Wednesday: 18 July, 2012 –– 15th Week in Ordinary Time
Isaiah 10:5–7, 13b–16 / Matthew 11:25–27
Seeing God At Work
God is at work in our world all the time. It is a gift of faith to be able to recognize this. Not everyone has faith, and embryonic faith needs to be nurtured beyond a basic belief in “God.”
Scripture gives us stories of God at work. Here we can see details chronicled by people whose relationships with God withstood the test of time. But when we read the details, we find that God’s ways are not easy to understand. God says exactly this in another part of Isaiah’s prophecies –– that his thoughts and ways are above ours.
There are hard things in God-stories. In today’s Isaiah passage we are told that God is using Assyria –– a pagan and profane empire –– to chastise Israel.

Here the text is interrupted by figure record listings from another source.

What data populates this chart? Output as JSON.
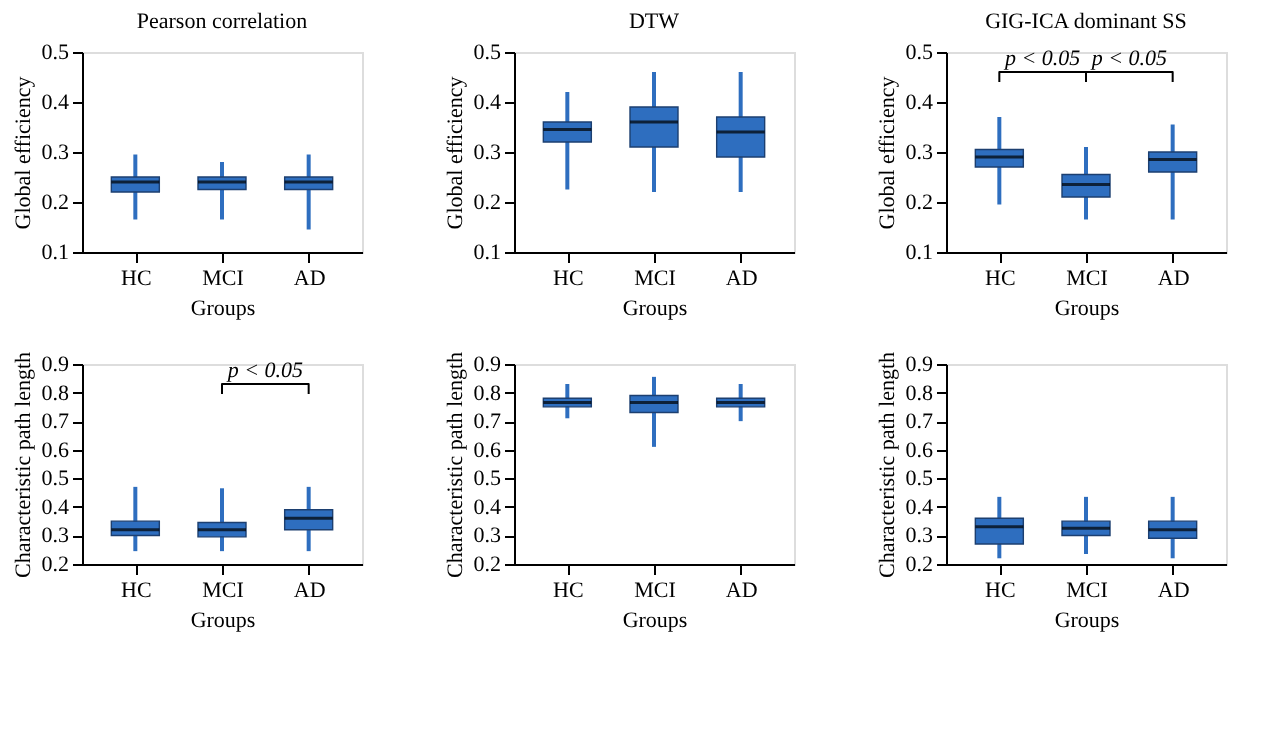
{
  "chart_data": [
    {
      "type": "box",
      "title": "Pearson correlation",
      "xlabel": "Groups",
      "ylabel": "Global efficiency",
      "categories": [
        "HC",
        "MCI",
        "AD"
      ],
      "color": "#2e6ebf",
      "ylim": [
        0.1,
        0.5
      ],
      "yticks": [
        0.1,
        0.2,
        0.3,
        0.4,
        0.5
      ],
      "grid": false,
      "boxes": [
        {
          "low": 0.165,
          "q1": 0.22,
          "median": 0.24,
          "q3": 0.25,
          "high": 0.295
        },
        {
          "low": 0.165,
          "q1": 0.225,
          "median": 0.24,
          "q3": 0.25,
          "high": 0.28
        },
        {
          "low": 0.145,
          "q1": 0.225,
          "median": 0.24,
          "q3": 0.25,
          "high": 0.295
        }
      ]
    },
    {
      "type": "box",
      "title": "DTW",
      "xlabel": "Groups",
      "ylabel": "Global efficiency",
      "categories": [
        "HC",
        "MCI",
        "AD"
      ],
      "color": "#2e6ebf",
      "ylim": [
        0.1,
        0.5
      ],
      "yticks": [
        0.1,
        0.2,
        0.3,
        0.4,
        0.5
      ],
      "grid": false,
      "boxes": [
        {
          "low": 0.225,
          "q1": 0.32,
          "median": 0.345,
          "q3": 0.36,
          "high": 0.42
        },
        {
          "low": 0.22,
          "q1": 0.31,
          "median": 0.36,
          "q3": 0.39,
          "high": 0.46
        },
        {
          "low": 0.22,
          "q1": 0.29,
          "median": 0.34,
          "q3": 0.37,
          "high": 0.46
        }
      ]
    },
    {
      "type": "box",
      "title": "GIG-ICA dominant SS",
      "xlabel": "Groups",
      "ylabel": "Global efficiency",
      "categories": [
        "HC",
        "MCI",
        "AD"
      ],
      "color": "#2e6ebf",
      "ylim": [
        0.1,
        0.5
      ],
      "yticks": [
        0.1,
        0.2,
        0.3,
        0.4,
        0.5
      ],
      "grid": false,
      "annotations": [
        "p < 0.05",
        "p < 0.05"
      ],
      "boxes": [
        {
          "low": 0.195,
          "q1": 0.27,
          "median": 0.29,
          "q3": 0.305,
          "high": 0.37
        },
        {
          "low": 0.165,
          "q1": 0.21,
          "median": 0.235,
          "q3": 0.255,
          "high": 0.31
        },
        {
          "low": 0.165,
          "q1": 0.26,
          "median": 0.285,
          "q3": 0.3,
          "high": 0.355
        }
      ]
    },
    {
      "type": "box",
      "xlabel": "Groups",
      "ylabel": "Characteristic path length",
      "categories": [
        "HC",
        "MCI",
        "AD"
      ],
      "color": "#2e6ebf",
      "ylim": [
        0.2,
        0.9
      ],
      "yticks": [
        0.2,
        0.3,
        0.4,
        0.5,
        0.6,
        0.7,
        0.8,
        0.9
      ],
      "grid": false,
      "annotations": [
        "p < 0.05"
      ],
      "boxes": [
        {
          "low": 0.245,
          "q1": 0.3,
          "median": 0.32,
          "q3": 0.35,
          "high": 0.47
        },
        {
          "low": 0.245,
          "q1": 0.295,
          "median": 0.32,
          "q3": 0.345,
          "high": 0.465
        },
        {
          "low": 0.245,
          "q1": 0.32,
          "median": 0.36,
          "q3": 0.39,
          "high": 0.47
        }
      ]
    },
    {
      "type": "box",
      "xlabel": "Groups",
      "ylabel": "Characteristic path length",
      "categories": [
        "HC",
        "MCI",
        "AD"
      ],
      "color": "#2e6ebf",
      "ylim": [
        0.2,
        0.9
      ],
      "yticks": [
        0.2,
        0.3,
        0.4,
        0.5,
        0.6,
        0.7,
        0.8,
        0.9
      ],
      "grid": false,
      "boxes": [
        {
          "low": 0.71,
          "q1": 0.75,
          "median": 0.765,
          "q3": 0.78,
          "high": 0.83
        },
        {
          "low": 0.61,
          "q1": 0.73,
          "median": 0.765,
          "q3": 0.79,
          "high": 0.855
        },
        {
          "low": 0.7,
          "q1": 0.75,
          "median": 0.765,
          "q3": 0.78,
          "high": 0.83
        }
      ]
    },
    {
      "type": "box",
      "xlabel": "Groups",
      "ylabel": "Characteristic path length",
      "categories": [
        "HC",
        "MCI",
        "AD"
      ],
      "color": "#2e6ebf",
      "ylim": [
        0.2,
        0.9
      ],
      "yticks": [
        0.2,
        0.3,
        0.4,
        0.5,
        0.6,
        0.7,
        0.8,
        0.9
      ],
      "grid": false,
      "boxes": [
        {
          "low": 0.22,
          "q1": 0.27,
          "median": 0.33,
          "q3": 0.36,
          "high": 0.435
        },
        {
          "low": 0.235,
          "q1": 0.3,
          "median": 0.325,
          "q3": 0.35,
          "high": 0.435
        },
        {
          "low": 0.22,
          "q1": 0.29,
          "median": 0.32,
          "q3": 0.35,
          "high": 0.435
        }
      ]
    }
  ]
}
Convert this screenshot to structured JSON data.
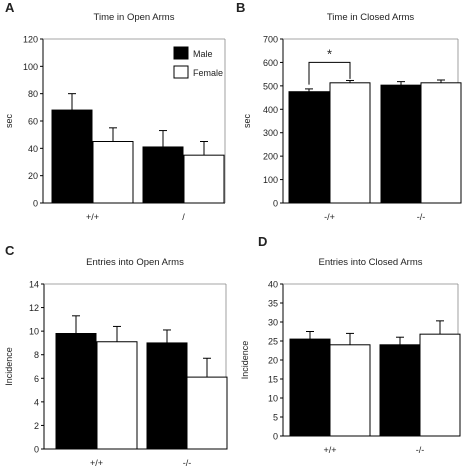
{
  "chart_data": [
    {
      "panel": "A",
      "type": "bar",
      "title": "Time in Open Arms",
      "ylabel": "sec",
      "xlabel": "",
      "categories": [
        "+/+",
        "/"
      ],
      "ylim": [
        0,
        120
      ],
      "yticks": [
        0,
        20,
        40,
        60,
        80,
        100,
        120
      ],
      "series": [
        {
          "name": "Male",
          "color": "#000000",
          "values": [
            68,
            41
          ],
          "errors": [
            12,
            12
          ]
        },
        {
          "name": "Female",
          "color": "#ffffff",
          "values": [
            45,
            35
          ],
          "errors": [
            10,
            10
          ]
        }
      ],
      "legend": "top-right",
      "annotations": []
    },
    {
      "panel": "B",
      "type": "bar",
      "title": "Time in Closed Arms",
      "ylabel": "sec",
      "xlabel": "",
      "categories": [
        "-/+",
        "-/-"
      ],
      "ylim": [
        0,
        700
      ],
      "yticks": [
        0,
        100,
        200,
        300,
        400,
        500,
        600,
        700
      ],
      "series": [
        {
          "name": "",
          "color": "#000000",
          "values": [
            475,
            503
          ],
          "errors": [
            12,
            15
          ]
        },
        {
          "name": "",
          "color": "#ffffff",
          "values": [
            513,
            513
          ],
          "errors": [
            10,
            12
          ]
        }
      ],
      "annotations": [
        "*"
      ]
    },
    {
      "panel": "C",
      "type": "bar",
      "title": "Entries into Open Arms",
      "ylabel": "Incidence",
      "xlabel": "",
      "categories": [
        "+/+",
        "-/-"
      ],
      "ylim": [
        0,
        14
      ],
      "yticks": [
        0,
        2,
        4,
        6,
        8,
        10,
        12,
        14
      ],
      "series": [
        {
          "name": "",
          "color": "#000000",
          "values": [
            9.8,
            9.0
          ],
          "errors": [
            1.5,
            1.1
          ]
        },
        {
          "name": "",
          "color": "#ffffff",
          "values": [
            9.1,
            6.1
          ],
          "errors": [
            1.3,
            1.6
          ]
        }
      ],
      "annotations": []
    },
    {
      "panel": "D",
      "type": "bar",
      "title": "Entries into Closed Arms",
      "ylabel": "Incidence",
      "xlabel": "",
      "categories": [
        "+/+",
        "-/-"
      ],
      "ylim": [
        0,
        40
      ],
      "yticks": [
        0,
        5,
        10,
        15,
        20,
        25,
        30,
        35,
        40
      ],
      "series": [
        {
          "name": "",
          "color": "#000000",
          "values": [
            25.5,
            24.0
          ],
          "errors": [
            2.0,
            2.0
          ]
        },
        {
          "name": "",
          "color": "#ffffff",
          "values": [
            24.0,
            26.8
          ],
          "errors": [
            3.0,
            3.5
          ]
        }
      ],
      "annotations": []
    }
  ]
}
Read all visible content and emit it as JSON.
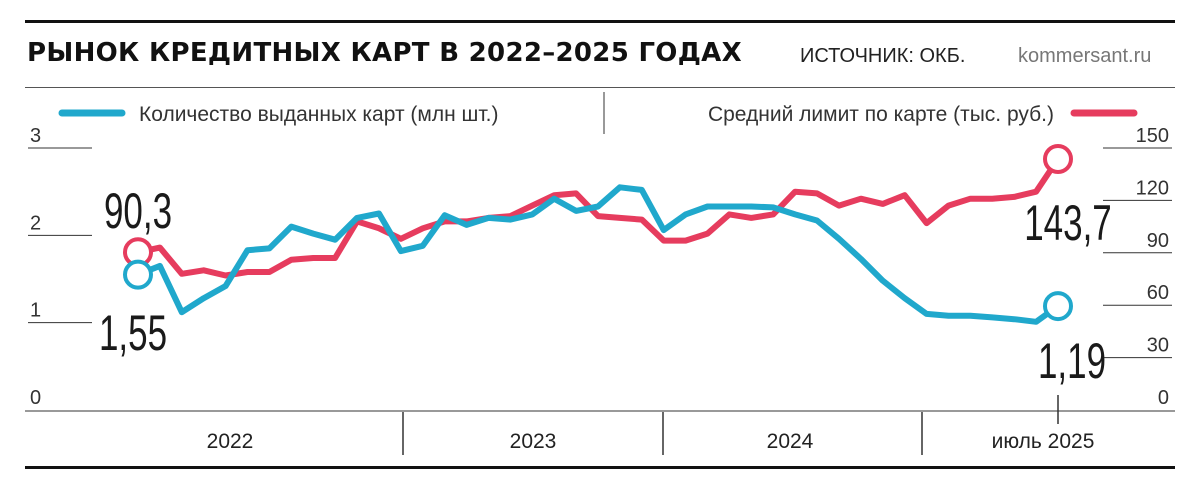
{
  "header": {
    "title": "РЫНОК КРЕДИТНЫХ КАРТ В 2022–2025 ГОДАХ",
    "source": "ИСТОЧНИК: ОКБ.",
    "site": "kommersant.ru"
  },
  "chart_data": {
    "type": "line",
    "title": "РЫНОК КРЕДИТНЫХ КАРТ В 2022–2025 ГОДАХ",
    "x_labels": [
      "2022",
      "2023",
      "2024",
      "июль 2025"
    ],
    "y_left": {
      "ticks": [
        "0",
        "1",
        "2",
        "3"
      ],
      "ylim": [
        0,
        3
      ]
    },
    "y_right": {
      "ticks": [
        "0",
        "30",
        "60",
        "90",
        "120",
        "150"
      ],
      "ylim": [
        0,
        150
      ]
    },
    "series": [
      {
        "name": "Количество выданных карт (млн шт.)",
        "axis": "left",
        "color": "#20a8cc",
        "values": [
          1.55,
          1.65,
          1.12,
          1.28,
          1.42,
          1.83,
          1.85,
          2.1,
          2.02,
          1.95,
          2.2,
          2.25,
          1.82,
          1.88,
          2.23,
          2.12,
          2.2,
          2.18,
          2.24,
          2.42,
          2.28,
          2.33,
          2.55,
          2.52,
          2.06,
          2.24,
          2.33,
          2.33,
          2.33,
          2.32,
          2.24,
          2.17,
          1.96,
          1.73,
          1.48,
          1.28,
          1.1,
          1.08,
          1.08,
          1.06,
          1.04,
          1.01,
          1.19
        ],
        "start_label": "1,55",
        "end_label": "1,19"
      },
      {
        "name": "Средний лимит по карте (тыс. руб.)",
        "axis": "right",
        "color": "#e63c5e",
        "values": [
          90.3,
          93,
          78,
          80,
          77,
          79,
          79,
          86,
          87,
          87,
          108,
          104,
          98,
          104,
          108,
          108,
          110,
          111,
          117,
          123,
          124,
          111,
          110,
          109,
          97,
          97,
          101,
          112,
          110,
          112,
          125,
          124,
          117,
          121,
          118,
          123,
          107,
          117,
          121,
          121,
          122,
          125,
          143.7
        ],
        "start_label": "90,3",
        "end_label": "143,7"
      }
    ]
  }
}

The pagans think they are acting on their own power, and God promises to straighten out their thinking on that later. But in the meantime, God is going to allow Assyria to do some hard and awful things to Israel.
This seems to be in conflict with a more narrow understanding of God at work: God is at work in our world all the time for our good. Why, then, the hard things? It is important here to focus on the word “good.” It is human nature for us to want to define “good” according to our own measure. We think something is good if it is pleasant, comfortable or convenient. We are short-sighted. We too quickly focus on the things that affect us immediately.
God is working for our good beyond right now –– even beyond this world as we now know it. Another way to say that “God is at work all the time for our good” is to say “God is at work all the time for our salvation.” This is our greatest good.
If God needs to work through hard things to break our sense of self-sufficiency and our stubbornness in choosing our own way, then that is a good thing to do. When God lets us see or even taste a bit of the effect of rebellion (i.e., the repercussions of sin), then that is a saving thing to do.
In Jesus Christ, we see the working of God (and his full character) compressed into a single human life. In the teachings and examples of Jesus we see perfect goodness. In Jesus’ death on the cross we see the repercussion of our self-will and and rebellion. Jesus gives us the context to understand all the other God-stories. In Jesus Christ we see God at work in our world for our salvation.
In today’s Gospel, Jesus himself rejoiced in prayer to the Father, exclaiming that it is faith that lets a person see these things. God is at work in our world all the time.... for our good.... for our salvation. The Father sent the Son. The Son shows us the Father. It is the gift of faith that enables us to “see.” If you can see, be thankful. If you can see, show it in the way you live.